La fonction qui est dévolue à la norme pénale incriminatrice correspond ainsi parfaitement à ce que les auteurs anglo-américains ont appelé « enforcement of morals »22, dans le double sens d’un renforcement symbolique de la morale et d’une mise en application concrète de celle-ci par l’usage au moins virtuel de la force. Dans le premier sens, la fonction de l’incrimination pénale consiste à dénoncer (denunciation ou moral condemnation23), avec toute l’autorité symbolique qui découle de l’intervention du législateur, l’immoralité du comportement prohibé24. Il s’agit donc là d’une fonction essentiellement « préceptive » – au double sens pédagogique et normatif du terme – ou « éducative »25, la loi pénale prêtant à la règle morale une « force » essentiellement morale, et non physique26. Elle conduit à ce que Hart a appelé la « condemn or condone theory »27, aux termes de laquelle l’abrogation de la loi pénale affaiblirait cette condamnation et pourrait faire évoluer l’opinion morale dans une direction permissive28, car la loi, même ineffective dans ses sanctions, reste un symbole de la condamnation de l’État29. Dans le deuxième sens, en revanche, la fonction de la règle pénale consiste, de manière concrète, à mettre la force physique – au moins sous la forme d’une menace30 – au service de la règle morale. Si ces deux fonctions sont à la fois distinctes et complémentaires, elles n’en sont pas moins, semble-t-il, étroitement liées, dans la mesure où la première est largement tributaire de la seconde, comme tout symbole est tributaire de la nature du signe qui le véhicule.

Enfin, et il s’agit évidemment là du trait le plus caractéristique du moralisme, cette attitude consacre le présupposé selon lequel il s’impose non seulement de distinguer, mais encore de dissocier radicalement l’appréciation du bien-fondé d’un principe par rapport aux conséquences susceptibles de découler de son application31. La plupart des défenseurs de cette attitude n’hésitent d’ailleurs pas, pour cette raison, à manifester une grande tolérance au niveau de l’application de la loi pénale, après avoir manifesté la plus grande sévérité quant à son adoption, ce qui témoigne clairement de la volonté de séparer les deux plans.

 

 

II. L’instrumentalisme

 

L’instrumentalisme consacre une conception diamétralement opposée à celle que nous venons d’évoquer, en ce qu’il consiste à justifier l’incrimination pénale d’un comportement à la lumière des seules conséquences qui découlent d’une telle intervention.
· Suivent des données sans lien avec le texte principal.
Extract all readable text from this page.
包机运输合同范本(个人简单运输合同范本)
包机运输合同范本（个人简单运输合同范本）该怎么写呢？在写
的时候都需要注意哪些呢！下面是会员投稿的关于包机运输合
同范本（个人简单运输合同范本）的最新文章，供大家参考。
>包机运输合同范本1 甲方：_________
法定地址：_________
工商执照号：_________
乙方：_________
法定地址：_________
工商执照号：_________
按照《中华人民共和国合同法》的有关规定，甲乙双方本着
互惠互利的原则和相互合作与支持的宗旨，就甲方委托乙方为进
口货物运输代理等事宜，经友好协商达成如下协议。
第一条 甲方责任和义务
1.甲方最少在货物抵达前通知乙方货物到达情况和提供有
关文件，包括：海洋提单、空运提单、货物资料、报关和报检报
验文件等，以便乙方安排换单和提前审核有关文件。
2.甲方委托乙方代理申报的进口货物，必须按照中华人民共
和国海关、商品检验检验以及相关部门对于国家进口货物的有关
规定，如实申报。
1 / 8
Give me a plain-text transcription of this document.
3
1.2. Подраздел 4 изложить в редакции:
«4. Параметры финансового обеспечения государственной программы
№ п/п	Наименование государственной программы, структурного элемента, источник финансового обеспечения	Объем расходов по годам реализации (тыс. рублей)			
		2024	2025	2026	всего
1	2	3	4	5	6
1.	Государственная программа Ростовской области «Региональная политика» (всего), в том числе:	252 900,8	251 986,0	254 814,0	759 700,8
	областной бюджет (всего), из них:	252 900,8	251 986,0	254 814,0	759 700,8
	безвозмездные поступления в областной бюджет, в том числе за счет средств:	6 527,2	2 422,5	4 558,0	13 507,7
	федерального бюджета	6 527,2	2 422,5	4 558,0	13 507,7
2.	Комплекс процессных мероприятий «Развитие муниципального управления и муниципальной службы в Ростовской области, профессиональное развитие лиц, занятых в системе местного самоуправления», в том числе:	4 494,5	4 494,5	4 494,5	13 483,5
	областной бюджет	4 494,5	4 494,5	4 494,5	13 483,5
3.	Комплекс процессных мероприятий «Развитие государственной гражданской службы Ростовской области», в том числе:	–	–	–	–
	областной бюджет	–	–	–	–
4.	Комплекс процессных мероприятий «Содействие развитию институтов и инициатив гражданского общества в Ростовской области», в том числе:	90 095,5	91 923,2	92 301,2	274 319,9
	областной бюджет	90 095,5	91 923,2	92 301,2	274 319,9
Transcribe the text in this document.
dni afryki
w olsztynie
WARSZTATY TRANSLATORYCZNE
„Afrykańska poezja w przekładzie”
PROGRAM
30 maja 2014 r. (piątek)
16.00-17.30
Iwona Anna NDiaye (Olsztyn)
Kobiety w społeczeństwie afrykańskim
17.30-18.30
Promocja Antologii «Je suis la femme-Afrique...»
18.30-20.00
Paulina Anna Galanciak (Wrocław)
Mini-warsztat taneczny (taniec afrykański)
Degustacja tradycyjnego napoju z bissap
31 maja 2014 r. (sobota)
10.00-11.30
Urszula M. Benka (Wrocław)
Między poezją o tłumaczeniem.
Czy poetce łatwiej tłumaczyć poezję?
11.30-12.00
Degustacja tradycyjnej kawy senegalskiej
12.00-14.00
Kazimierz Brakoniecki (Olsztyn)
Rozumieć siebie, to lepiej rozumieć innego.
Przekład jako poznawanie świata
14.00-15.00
Dans sa forme la plus « pragmatique », qu’illustrent particulièrement bien les principaux représentants du mouvement de décriminalisation qui s’est développé aux États-Unis autour des années 1960 et 1970, cette conception entend se fonder sur des considérations purement instrumentales, sans faire intervenir aucun jugement moral ni sur la valeur du comportement incriminé, ni sur la valeur de l’intervention du droit pénal considérée en elle-même32. On précisera cependant qu’une telle attitude n’entend pas nier le caractère éventuellement immoral du comportement incriminé, mais seulement affirmer que son incrimination peut être justifiée indépendamment d’une telle immoralité33 et, a fortiori, qu’il n’est pas de la fonction du droit pénal de renforcer la morale ni de condamner l’immoralité comme telle34. Tout au plus, la reconnaissance sociale de l’immoralité du comportement incriminé sera-t-elle considérée comme une condition de l’efficacité de la règle pénale et, à ce titre seulement, comme un critère permettant, indirectement, de justifier l’incrimination35.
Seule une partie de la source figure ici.